As fully gendered languages (and semi-gendered languages to a lesser degree) utilise gendered forms (normally the masculine) for generic role descriptors I thought it would be prudent to attempt to measure linguistic conservatism to examine the level to which, for example, an individual who was found to believe that men are better suited to generic roles referred to in the masculine form than women was influenced more strongly by linguistic conservativism stating that the masculine form should refer to men compared to the influence of explicit or implicit sexism.

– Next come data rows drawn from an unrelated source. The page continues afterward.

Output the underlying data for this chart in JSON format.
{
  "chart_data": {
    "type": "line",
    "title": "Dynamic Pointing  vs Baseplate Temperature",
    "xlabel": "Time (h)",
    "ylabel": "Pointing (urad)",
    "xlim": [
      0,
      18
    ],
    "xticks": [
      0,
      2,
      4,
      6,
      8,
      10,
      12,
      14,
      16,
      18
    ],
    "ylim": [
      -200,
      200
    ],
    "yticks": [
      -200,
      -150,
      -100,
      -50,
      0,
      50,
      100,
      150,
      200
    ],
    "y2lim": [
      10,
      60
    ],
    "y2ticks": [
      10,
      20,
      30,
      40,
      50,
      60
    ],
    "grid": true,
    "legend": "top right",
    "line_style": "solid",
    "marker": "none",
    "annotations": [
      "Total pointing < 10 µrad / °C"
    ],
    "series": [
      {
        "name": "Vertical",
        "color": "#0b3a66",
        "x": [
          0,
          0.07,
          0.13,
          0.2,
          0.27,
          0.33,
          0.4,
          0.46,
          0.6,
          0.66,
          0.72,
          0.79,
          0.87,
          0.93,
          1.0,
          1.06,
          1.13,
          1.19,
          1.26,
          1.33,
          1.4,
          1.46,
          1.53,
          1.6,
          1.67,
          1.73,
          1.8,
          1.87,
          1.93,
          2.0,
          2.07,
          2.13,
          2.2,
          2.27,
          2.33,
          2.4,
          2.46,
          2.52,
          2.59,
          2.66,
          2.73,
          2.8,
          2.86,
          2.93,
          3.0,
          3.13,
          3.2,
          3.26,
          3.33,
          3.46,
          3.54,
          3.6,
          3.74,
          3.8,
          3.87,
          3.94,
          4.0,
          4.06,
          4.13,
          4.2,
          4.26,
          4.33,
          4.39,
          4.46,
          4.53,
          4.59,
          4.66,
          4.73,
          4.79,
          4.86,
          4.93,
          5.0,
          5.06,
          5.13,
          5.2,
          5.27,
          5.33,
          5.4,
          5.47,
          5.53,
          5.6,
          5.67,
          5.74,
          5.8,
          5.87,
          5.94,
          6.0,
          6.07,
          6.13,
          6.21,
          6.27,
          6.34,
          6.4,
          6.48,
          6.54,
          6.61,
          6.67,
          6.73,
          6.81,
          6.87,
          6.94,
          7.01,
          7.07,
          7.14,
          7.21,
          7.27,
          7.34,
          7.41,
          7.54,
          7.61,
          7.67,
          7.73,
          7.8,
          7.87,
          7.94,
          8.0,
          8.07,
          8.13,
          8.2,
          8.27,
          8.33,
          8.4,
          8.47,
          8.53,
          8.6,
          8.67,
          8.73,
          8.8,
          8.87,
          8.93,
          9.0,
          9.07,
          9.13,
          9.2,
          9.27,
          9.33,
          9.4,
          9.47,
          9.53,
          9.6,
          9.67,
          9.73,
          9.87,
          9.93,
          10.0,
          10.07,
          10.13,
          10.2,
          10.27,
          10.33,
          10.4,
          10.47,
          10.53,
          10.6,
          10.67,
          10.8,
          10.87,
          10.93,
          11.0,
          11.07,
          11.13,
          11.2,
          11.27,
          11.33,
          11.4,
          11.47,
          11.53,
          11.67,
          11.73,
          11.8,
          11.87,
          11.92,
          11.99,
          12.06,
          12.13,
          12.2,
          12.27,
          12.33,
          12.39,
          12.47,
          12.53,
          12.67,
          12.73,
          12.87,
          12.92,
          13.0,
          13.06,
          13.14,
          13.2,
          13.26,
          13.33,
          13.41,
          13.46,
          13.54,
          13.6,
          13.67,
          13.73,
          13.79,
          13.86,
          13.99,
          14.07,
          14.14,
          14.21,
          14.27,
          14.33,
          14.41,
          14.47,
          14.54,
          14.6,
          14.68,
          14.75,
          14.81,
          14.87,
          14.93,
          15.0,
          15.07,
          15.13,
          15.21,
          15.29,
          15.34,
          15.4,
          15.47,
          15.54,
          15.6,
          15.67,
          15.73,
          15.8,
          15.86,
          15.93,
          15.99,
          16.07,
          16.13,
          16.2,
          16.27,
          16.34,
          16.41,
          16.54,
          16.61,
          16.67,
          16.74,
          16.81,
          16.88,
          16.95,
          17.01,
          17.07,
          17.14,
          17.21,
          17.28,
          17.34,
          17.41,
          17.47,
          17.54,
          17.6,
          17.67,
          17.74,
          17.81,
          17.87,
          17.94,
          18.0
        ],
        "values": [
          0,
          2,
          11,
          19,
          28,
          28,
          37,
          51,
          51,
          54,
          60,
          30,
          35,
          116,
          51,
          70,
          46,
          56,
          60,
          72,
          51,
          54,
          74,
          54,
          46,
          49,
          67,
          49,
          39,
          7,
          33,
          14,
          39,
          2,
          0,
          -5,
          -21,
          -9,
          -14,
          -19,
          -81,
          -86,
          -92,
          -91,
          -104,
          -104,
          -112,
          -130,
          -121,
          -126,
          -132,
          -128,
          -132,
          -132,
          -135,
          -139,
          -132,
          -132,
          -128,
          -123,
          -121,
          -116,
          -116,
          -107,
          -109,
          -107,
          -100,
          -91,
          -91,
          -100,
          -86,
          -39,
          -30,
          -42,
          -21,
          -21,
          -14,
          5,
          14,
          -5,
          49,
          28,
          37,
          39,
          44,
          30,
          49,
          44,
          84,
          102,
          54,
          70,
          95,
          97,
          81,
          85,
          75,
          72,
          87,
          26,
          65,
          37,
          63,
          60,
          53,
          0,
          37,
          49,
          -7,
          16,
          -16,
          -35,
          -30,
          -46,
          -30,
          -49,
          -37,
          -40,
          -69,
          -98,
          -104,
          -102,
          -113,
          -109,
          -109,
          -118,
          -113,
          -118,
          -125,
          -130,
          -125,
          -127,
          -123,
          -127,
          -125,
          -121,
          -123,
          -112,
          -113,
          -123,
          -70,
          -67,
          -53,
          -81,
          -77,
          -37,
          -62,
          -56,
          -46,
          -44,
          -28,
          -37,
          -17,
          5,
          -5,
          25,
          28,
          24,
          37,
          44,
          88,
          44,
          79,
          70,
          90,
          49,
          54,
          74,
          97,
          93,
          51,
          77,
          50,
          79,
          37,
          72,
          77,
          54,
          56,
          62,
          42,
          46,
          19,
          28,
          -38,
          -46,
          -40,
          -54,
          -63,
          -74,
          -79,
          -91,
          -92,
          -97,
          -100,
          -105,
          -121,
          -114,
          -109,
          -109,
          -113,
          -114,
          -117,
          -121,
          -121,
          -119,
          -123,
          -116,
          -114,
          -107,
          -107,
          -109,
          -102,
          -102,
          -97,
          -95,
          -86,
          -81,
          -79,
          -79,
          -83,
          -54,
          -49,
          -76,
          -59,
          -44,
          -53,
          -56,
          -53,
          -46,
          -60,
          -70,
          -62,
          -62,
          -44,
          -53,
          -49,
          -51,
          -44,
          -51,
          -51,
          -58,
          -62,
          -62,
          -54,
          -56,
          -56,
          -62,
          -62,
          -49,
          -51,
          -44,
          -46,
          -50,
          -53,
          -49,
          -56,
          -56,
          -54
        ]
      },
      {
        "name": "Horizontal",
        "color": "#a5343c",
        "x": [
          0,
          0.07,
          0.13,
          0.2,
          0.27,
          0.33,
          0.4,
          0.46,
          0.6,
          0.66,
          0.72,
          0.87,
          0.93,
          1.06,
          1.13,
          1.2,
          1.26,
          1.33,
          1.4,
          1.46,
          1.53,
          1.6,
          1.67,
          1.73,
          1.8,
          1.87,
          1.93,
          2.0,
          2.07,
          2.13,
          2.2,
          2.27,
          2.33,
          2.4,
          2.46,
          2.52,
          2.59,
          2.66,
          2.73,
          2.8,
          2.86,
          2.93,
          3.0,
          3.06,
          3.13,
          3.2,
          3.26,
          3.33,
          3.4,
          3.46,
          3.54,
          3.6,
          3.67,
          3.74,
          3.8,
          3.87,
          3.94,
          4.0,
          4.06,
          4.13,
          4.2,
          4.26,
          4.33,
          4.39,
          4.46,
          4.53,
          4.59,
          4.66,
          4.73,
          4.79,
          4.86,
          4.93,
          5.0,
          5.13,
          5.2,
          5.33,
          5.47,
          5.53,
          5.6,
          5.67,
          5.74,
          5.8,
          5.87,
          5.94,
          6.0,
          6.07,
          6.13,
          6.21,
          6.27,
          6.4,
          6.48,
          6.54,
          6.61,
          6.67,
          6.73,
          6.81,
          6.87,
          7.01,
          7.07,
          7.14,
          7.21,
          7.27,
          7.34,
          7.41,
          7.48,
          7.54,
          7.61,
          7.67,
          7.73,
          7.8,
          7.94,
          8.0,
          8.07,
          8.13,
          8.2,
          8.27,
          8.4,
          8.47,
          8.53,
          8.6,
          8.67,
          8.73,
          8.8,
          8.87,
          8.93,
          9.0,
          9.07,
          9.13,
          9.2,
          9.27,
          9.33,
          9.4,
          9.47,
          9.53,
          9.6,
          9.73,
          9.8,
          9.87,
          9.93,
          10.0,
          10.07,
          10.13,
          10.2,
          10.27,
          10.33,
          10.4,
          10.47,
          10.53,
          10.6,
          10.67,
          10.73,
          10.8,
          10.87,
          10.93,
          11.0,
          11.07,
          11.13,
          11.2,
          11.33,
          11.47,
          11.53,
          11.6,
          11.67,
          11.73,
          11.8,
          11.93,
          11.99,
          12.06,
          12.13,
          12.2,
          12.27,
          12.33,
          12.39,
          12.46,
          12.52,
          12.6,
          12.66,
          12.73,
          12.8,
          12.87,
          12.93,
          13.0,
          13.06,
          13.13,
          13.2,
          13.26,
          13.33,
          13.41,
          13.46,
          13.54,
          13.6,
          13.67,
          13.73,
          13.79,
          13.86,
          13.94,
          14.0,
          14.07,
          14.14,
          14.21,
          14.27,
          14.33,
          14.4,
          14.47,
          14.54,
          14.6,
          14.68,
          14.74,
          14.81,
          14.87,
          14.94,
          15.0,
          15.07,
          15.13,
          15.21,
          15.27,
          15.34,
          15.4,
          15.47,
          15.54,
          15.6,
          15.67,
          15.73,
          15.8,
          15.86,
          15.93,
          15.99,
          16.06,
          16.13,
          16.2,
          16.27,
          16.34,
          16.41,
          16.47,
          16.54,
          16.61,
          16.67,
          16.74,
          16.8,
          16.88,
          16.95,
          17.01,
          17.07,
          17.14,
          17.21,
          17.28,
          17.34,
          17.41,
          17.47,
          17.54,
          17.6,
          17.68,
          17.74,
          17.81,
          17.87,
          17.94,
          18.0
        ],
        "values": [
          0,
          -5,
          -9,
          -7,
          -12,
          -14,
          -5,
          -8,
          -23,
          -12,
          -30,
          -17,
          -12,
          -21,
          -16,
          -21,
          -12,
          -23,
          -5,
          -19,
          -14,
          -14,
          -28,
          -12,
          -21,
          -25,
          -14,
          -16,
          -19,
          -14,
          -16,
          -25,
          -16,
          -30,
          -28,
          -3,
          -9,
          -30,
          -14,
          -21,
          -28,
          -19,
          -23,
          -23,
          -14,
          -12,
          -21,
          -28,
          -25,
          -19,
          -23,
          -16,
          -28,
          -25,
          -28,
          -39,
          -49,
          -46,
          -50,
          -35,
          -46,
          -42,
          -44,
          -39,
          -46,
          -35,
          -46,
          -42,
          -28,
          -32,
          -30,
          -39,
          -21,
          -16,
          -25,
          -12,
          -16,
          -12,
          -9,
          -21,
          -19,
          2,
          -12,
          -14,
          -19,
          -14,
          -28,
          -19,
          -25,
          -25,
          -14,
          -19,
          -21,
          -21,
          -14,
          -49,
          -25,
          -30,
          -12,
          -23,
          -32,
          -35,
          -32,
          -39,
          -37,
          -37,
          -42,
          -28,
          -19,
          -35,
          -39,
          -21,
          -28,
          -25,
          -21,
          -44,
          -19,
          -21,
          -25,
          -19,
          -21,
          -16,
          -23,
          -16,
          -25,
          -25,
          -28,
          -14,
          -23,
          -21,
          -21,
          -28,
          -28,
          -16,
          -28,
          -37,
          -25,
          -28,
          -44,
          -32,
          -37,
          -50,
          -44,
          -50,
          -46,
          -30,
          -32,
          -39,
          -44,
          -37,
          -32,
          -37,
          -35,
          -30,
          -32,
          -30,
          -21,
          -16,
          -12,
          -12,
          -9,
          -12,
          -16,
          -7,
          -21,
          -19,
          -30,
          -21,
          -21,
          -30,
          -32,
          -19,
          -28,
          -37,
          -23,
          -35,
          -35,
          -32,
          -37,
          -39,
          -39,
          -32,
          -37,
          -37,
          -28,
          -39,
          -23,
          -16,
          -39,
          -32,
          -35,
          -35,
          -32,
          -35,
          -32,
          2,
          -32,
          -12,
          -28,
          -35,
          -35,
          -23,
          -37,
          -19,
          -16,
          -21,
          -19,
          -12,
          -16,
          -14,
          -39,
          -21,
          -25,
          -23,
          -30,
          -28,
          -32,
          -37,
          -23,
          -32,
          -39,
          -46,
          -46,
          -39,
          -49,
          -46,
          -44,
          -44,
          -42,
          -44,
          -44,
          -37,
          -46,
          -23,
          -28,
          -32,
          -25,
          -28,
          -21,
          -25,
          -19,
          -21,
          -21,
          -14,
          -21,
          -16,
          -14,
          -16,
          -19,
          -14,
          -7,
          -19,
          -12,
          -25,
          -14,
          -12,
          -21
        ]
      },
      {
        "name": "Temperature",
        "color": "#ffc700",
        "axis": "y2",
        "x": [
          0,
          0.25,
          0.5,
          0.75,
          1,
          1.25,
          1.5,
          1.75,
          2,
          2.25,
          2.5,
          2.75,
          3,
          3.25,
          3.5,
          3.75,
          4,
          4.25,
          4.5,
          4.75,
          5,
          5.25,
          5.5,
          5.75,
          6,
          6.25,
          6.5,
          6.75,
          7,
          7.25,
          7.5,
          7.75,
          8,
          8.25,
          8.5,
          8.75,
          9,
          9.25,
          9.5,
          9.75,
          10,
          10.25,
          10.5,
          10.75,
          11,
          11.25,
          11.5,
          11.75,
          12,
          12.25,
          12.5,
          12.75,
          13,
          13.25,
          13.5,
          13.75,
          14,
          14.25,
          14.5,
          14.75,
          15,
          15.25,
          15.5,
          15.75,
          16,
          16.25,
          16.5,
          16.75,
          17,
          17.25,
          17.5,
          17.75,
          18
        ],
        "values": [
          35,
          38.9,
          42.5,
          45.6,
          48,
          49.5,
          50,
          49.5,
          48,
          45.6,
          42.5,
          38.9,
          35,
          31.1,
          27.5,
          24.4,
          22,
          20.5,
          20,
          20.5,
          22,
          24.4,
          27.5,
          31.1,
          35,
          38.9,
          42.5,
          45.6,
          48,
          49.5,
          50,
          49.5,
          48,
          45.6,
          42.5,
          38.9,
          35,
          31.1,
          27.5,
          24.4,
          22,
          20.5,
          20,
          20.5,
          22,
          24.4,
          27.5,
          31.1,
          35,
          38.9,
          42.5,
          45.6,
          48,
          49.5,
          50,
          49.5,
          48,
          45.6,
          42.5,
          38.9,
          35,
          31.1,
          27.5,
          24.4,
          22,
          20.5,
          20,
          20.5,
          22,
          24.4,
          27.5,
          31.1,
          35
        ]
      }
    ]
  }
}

I have been attempting to find such a measure but have had no success thus far; all the scales I have seen for examining linguistic conservativism seem to be designed for literature analysis, and so are not able to be utilised in my research. I am considering utilising specific items from the Instrument to measure Attitudes Towards Sexist/Nonsexist Lanugage that could be considered to indicate linguistic conservativism (e.g. 'we should not change the way that [language] has traditionally been written and spoken'), but was wondering whether there were any specific tools that have been designed for this purpose, or whether anyone knew of any other scales from which items can be selected that suit this purpose more closely?